There was a pause then Terian spok
e again. “You’re beginning to sound more and more like a mercenary every day, Davidon; loose women, hard drink, strong battle, reckless chances-why soon enough, you’ll ask for money in exchange for fighting something.” Terian paused and let that hang in the air. “Not that I’m knocking it, because as you can tell, the mercenary’s life seems to have pretty much everything I want.”
“Then why didn’t you go do that after you left Sanctuary?” Cyrus asked, turning his hips to level a scourge with a sideways slash. Cyrus got busy afterwards as three more of the grey-pallored scourge jumped at him, one going low at his legs, one coming at him from the side and another head-on in a jump. He swiped the two in front of him and turned to deal with the other when Terian’s sword sliced it in two in midair, sending the pieces tumbling past Cyrus, who stepped adroitly out of the way to avoid them.
“Because …” Terian said, and Cyrus saw a hollowness in his eyes that matched what he saw in the pits of eyes that the scourge possessed, “… Alaric asked me to return.”
“What about before that?” Cyrus didn’t let up, cutting apart a scourge then turning back to Terian. “You were gone six months.

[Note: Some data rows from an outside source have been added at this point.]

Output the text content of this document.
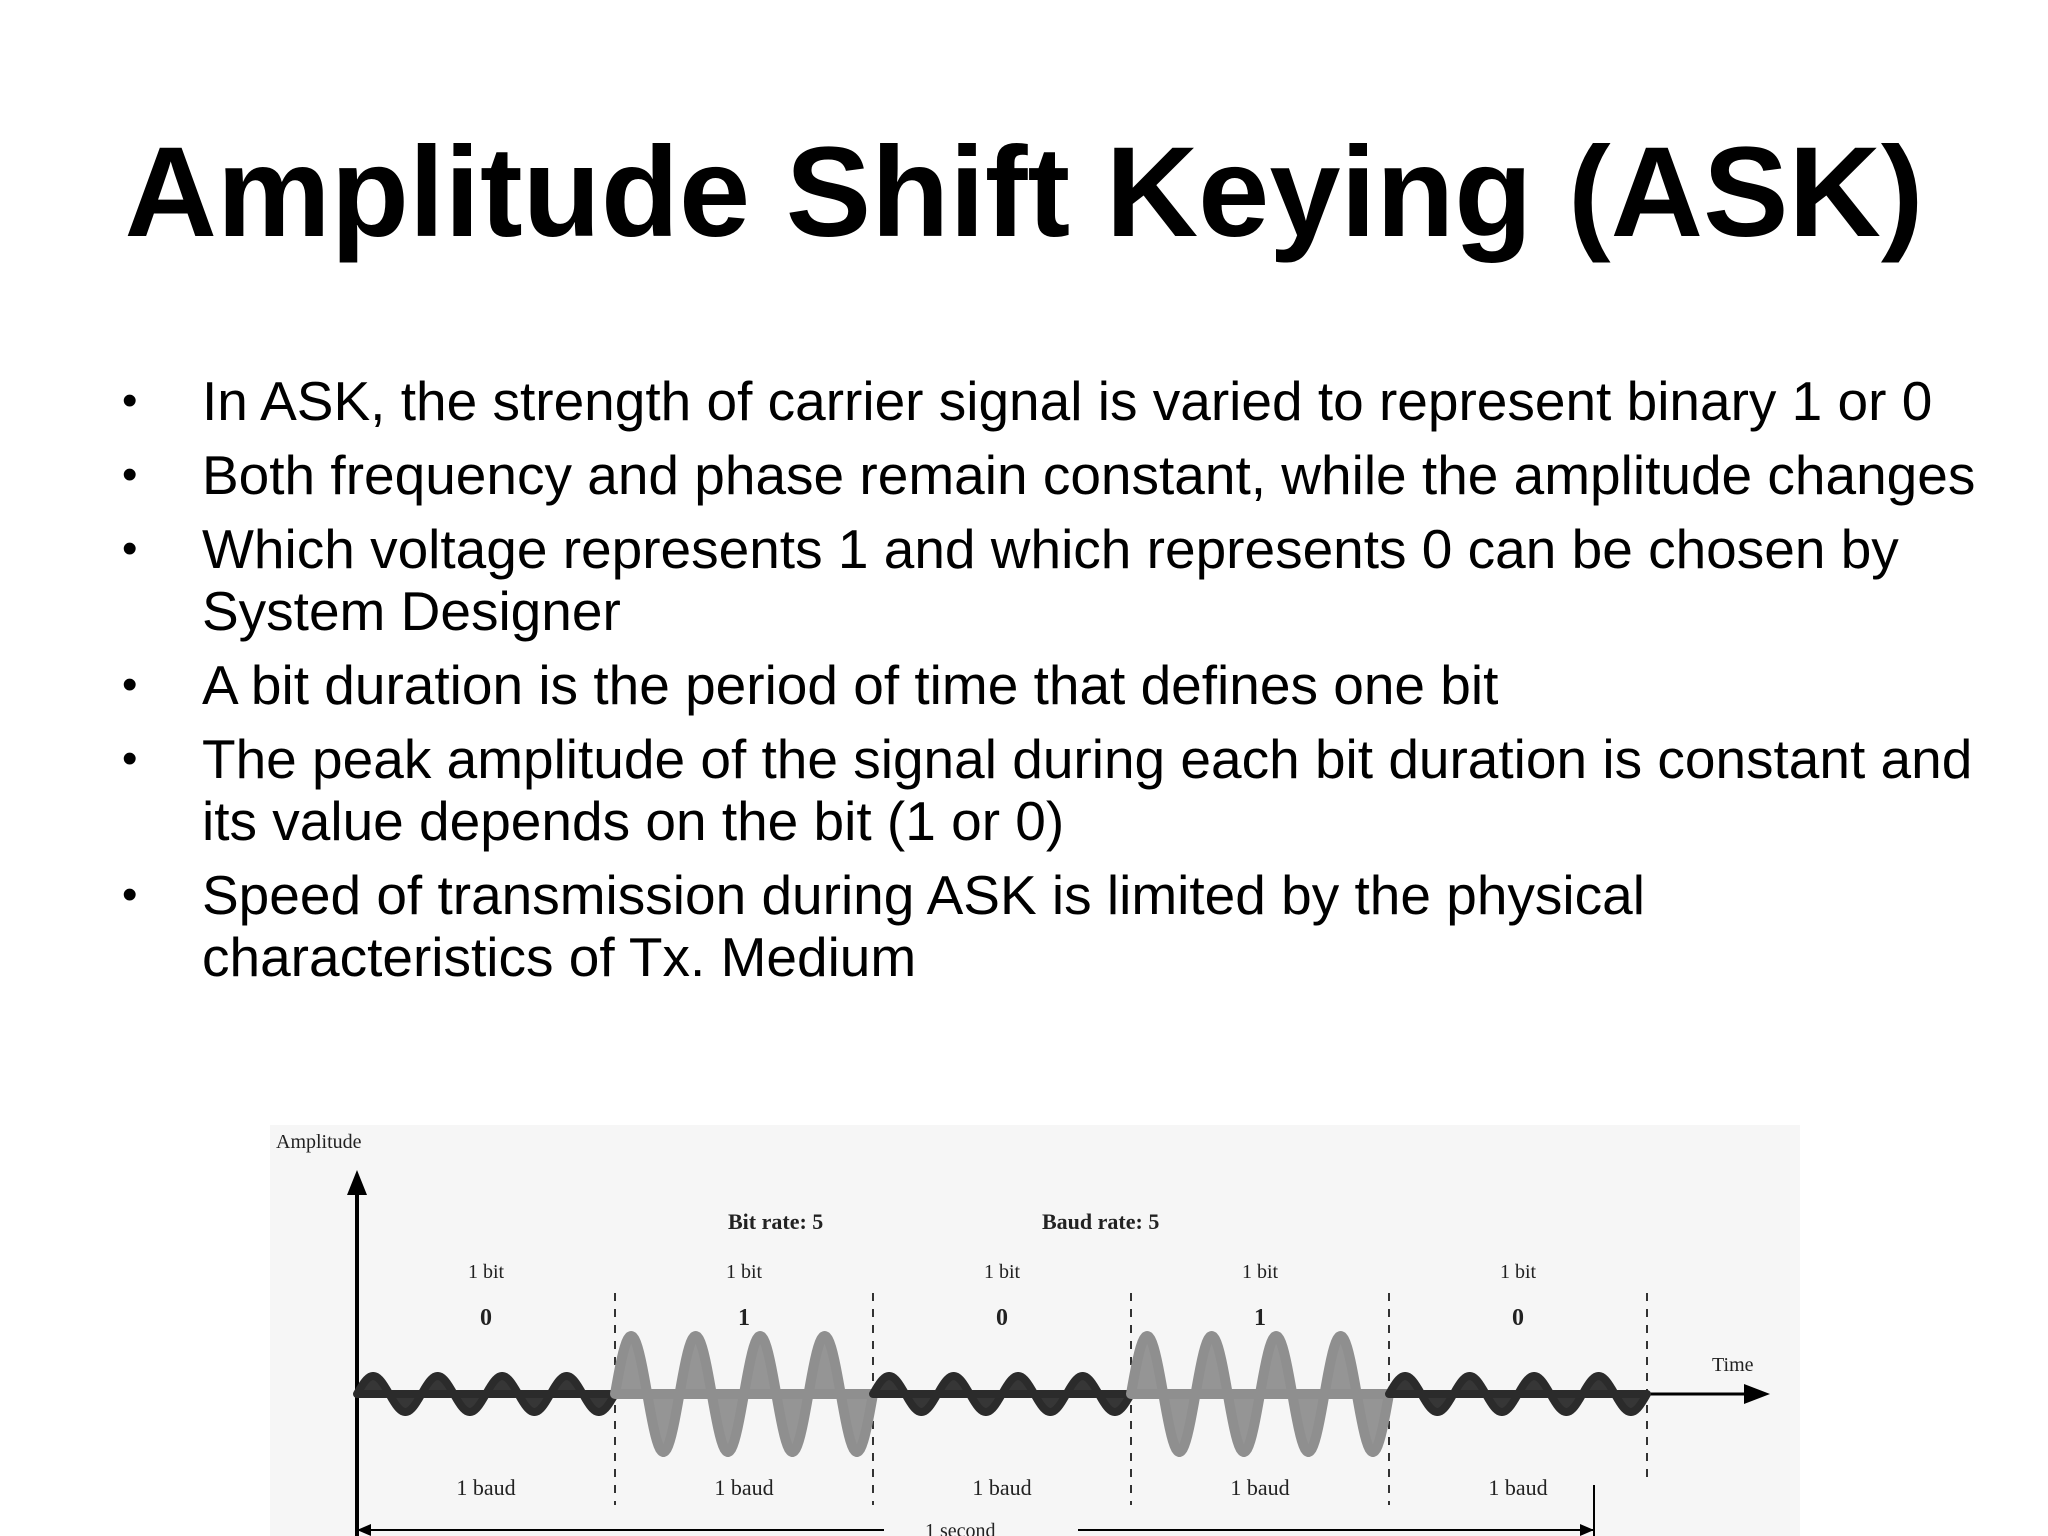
Amplitude Shift Keying (ASK)
• In ASK, the strength of carrier signal is varied to represent binary 1 or 0
• Both frequency and phase remain constant, while the amplitude changes
• Which voltage represents 1 and which represents 0 can be chosen by System Designer
• A bit duration is the period of time that defines one bit
• The peak amplitude of the signal during each bit duration is constant and its value depends on the bit (1 or 0)
• Speed of transmission during ASK is limited by the physical characteristics of Tx. Medium
Amplitude
Time
Bit rate: 5	Baud rate: 5
1 bit
0
1 baud
1 bit
1
1 baud
1 bit
0
1 baud
1 bit
1
1 baud
1 bit
0
1 baud
1 second
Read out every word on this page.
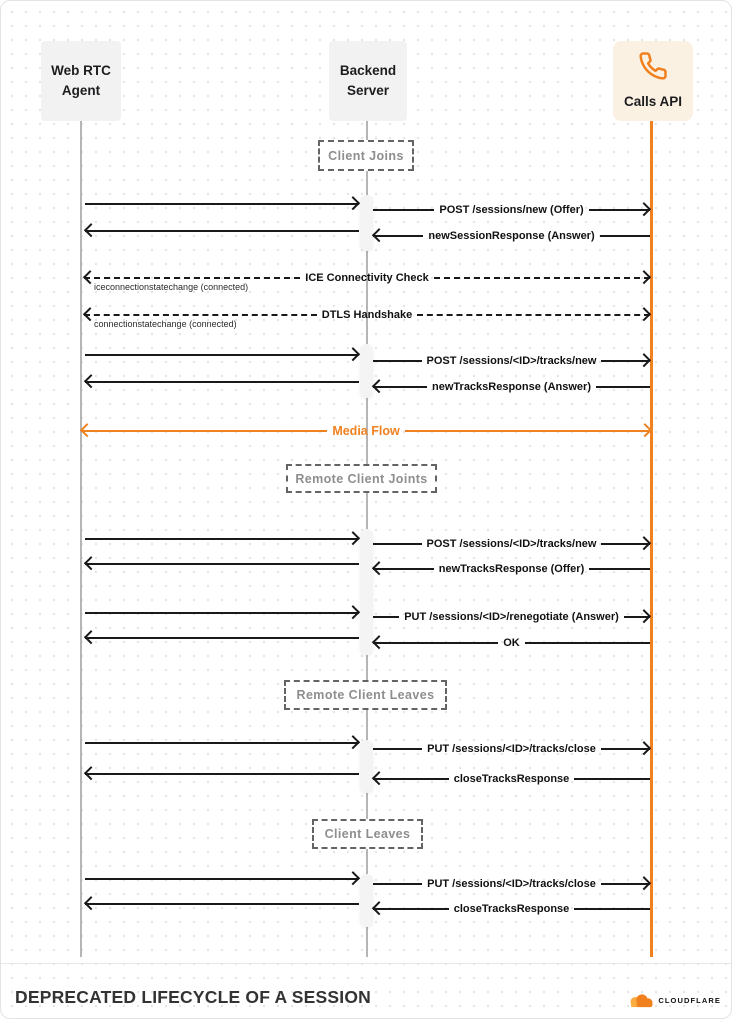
Web RTC
Agent
Backend
Server
Calls API
Client Joins
Remote Client Joints
Remote Client Leaves
Client Leaves
POST /sessions/new (Offer)
newSessionResponse (Answer)
ICE Connectivity Check
iceconnectionstatechange (connected)
DTLS Handshake
connectionstatechange (connected)
POST /sessions/<ID>/tracks/new
newTracksResponse (Answer)
Media Flow
POST /sessions/<ID>/tracks/new
newTracksResponse (Offer)
PUT /sessions/<ID>/renegotiate (Answer)
OK
PUT /sessions/<ID>/tracks/close
closeTracksResponse
PUT /sessions/<ID>/tracks/close
closeTracksResponse
DEPRECATED LIFECYCLE OF A SESSION	CLOUDFLARE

Six months you walked the face of Arkaria, could have done anything you wanted. Been anything you wanted. So what was it, Terian? You walked the path of your father in those days, didn’t you? Found out how it was, truly was, to stand in his shadow for a good long while, to see all it entailed?”
The dark elf flinched at Cyrus’s words. “Who told you?”
“No one ‘told’ me, at least not in as many words,” Cyrus said, and with a shake of his head was back at the battle, sword in motion. “The Gatekeeper told me, when he stunned you to silence with a subtle accusation. Partus told me, when he said the word Aurastra and you reacted-as though rumors of that one hadn’t percolated around. That was enough, really, to put it together. You said you were in the Sovereignty before you came back to Sanctuary, that you knew the Sovereign had returned because of it. You were working with your father then. You were doing his bidding.”